Error Message
During a Microsoft 365 migration, you may encounter this Azure AD authentication error:
AADSTS50126: Error validating credentials due to invalid username or password.
Cause
This error occurs when the migration account credentials configured in your source or target connector are invalid. Common causes include:
- Incorrect password - Typo or outdated password in connector settings
- Password expiration - The password has expired since connector setup
- Account lockout - Too many failed login attempts locked the account
- Recent password change - Password was changed but connector not updated
- Conditional Access policies - Security policies blocking the login
Solution
Follow these steps to resolve the authentication error:
Step 1: Update Connector Credentials
- Log in to the Cloudiway Portal
- Navigate to Connectors
- Identify which connector is causing the error (source or target)
- Click Edit on the affected connector
- Re-enter the correct username (typically the admin email)
- Re-enter the updated password
- Click Save
- Click Test Connection to verify
Copy-Paste Carefully
When entering passwords, be careful of leading/trailing spaces that may be accidentally copied.

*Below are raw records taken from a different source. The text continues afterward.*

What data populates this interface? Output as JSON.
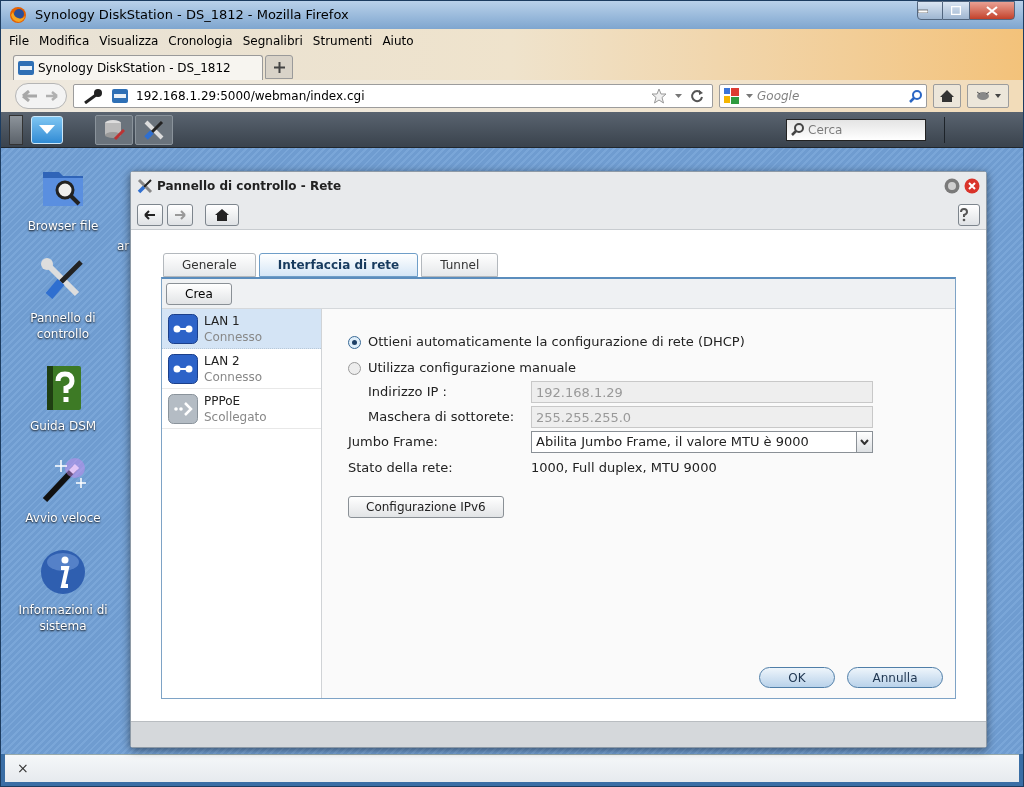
{
  "browser": {
    "title": "Synology DiskStation - DS_1812 - Mozilla Firefox",
    "menu": [
      "File",
      "Modifica",
      "Visualizza",
      "Cronologia",
      "Segnalibri",
      "Strumenti",
      "Aiuto"
    ],
    "tabs": [
      {
        "label": "Synology DiskStation - DS_1812",
        "selected": true
      }
    ],
    "address": "192.168.1.29:5000/webman/index.cgi",
    "search_placeholder": "Google"
  },
  "dsm_taskbar": {
    "search_placeholder": "Cerca"
  },
  "desktop": {
    "icons": [
      {
        "kind": "folder",
        "label": "Browser file"
      },
      {
        "kind": "tools",
        "label": "Pannello di controllo"
      },
      {
        "kind": "help",
        "label": "Guida DSM"
      },
      {
        "kind": "wand",
        "label": "Avvio veloce"
      },
      {
        "kind": "info",
        "label": "Informazioni di sistema"
      }
    ],
    "partial_label": "ar"
  },
  "dialog": {
    "title": "Pannello di controllo - Rete",
    "tabs": [
      {
        "label": "Generale",
        "selected": false
      },
      {
        "label": "Interfaccia di rete",
        "selected": true
      },
      {
        "label": "Tunnel",
        "selected": false
      }
    ],
    "create_button": "Crea",
    "interfaces": [
      {
        "kind": "lan",
        "name": "LAN 1",
        "status": "Connesso",
        "selected": true
      },
      {
        "kind": "lan",
        "name": "LAN 2",
        "status": "Connesso",
        "selected": false
      },
      {
        "kind": "pppoe",
        "name": "PPPoE",
        "status": "Scollegato",
        "selected": false
      }
    ],
    "network_mode": [
      {
        "label": "Ottieni automaticamente la configurazione di rete (DHCP)",
        "selected": true
      },
      {
        "label": "Utilizza configurazione manuale",
        "selected": false
      }
    ],
    "fields": [
      {
        "label": "Indirizzo IP :",
        "value": "192.168.1.29",
        "disabled": true
      },
      {
        "label": "Maschera di sottorete:",
        "value": "255.255.255.0",
        "disabled": true
      }
    ],
    "jumbo_frame": {
      "label": "Jumbo Frame:",
      "value": "Abilita Jumbo Frame, il valore MTU è 9000"
    },
    "network_status": {
      "label": "Stato della rete:",
      "value": "1000, Full duplex, MTU 9000"
    },
    "ipv6_button": "Configurazione IPv6",
    "buttons": [
      "OK",
      "Annulla"
    ]
  },
  "status_bar": {
    "close_glyph": "×"
  }
}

Type the password manually if copy-paste doesn't work.
Step 2: Verify Account Access
If updating credentials doesn't resolve the issue, verify the account works independently:
- Open an incognito/private browser window
- Navigate to https://portal.office.com
- Attempt to sign in with the same credentials used in Cloudiway
- If login fails, the issue is with the Microsoft account, not Cloudiway
Step 3: Check Conditional Access Policies
Conditional Access policies may be blocking the migration account:
- Sign in to the Azure Portal
- Navigate to Azure Active Directory → Security → Conditional Access
- Review active policies that might affect the migration account
- Consider creating an exclusion for the migration service account
MFA Considerations
If MFA is required for all users, you may need to use app passwords or configure an exclusion for the migration account. See our MFA compliance guide.
Prevention
To prevent this error in future migrations:
- Use dedicated service accounts - Create accounts specifically for migration that don't expire
- Disable password expiration - Set migration accounts to have non-expiring passwords during the project
- Exclude from Conditional Access - Create policy exclusions for migration accounts
- Use certificate authentication - Configure EntraID apps with certificates instead of passwords
- Document credentials securely - Store credentials in a password manager
Best Practice: Certificate Authentication
Instead of password-based authentication, consider using certificate-based authentication for your EntraID application. This eliminates password expiration issues and improves security. See our EntraID application guide.
Error Resolved?
After updating the credentials, retry your migration. The error should no longer appear if the credentials are correct and the account has proper access.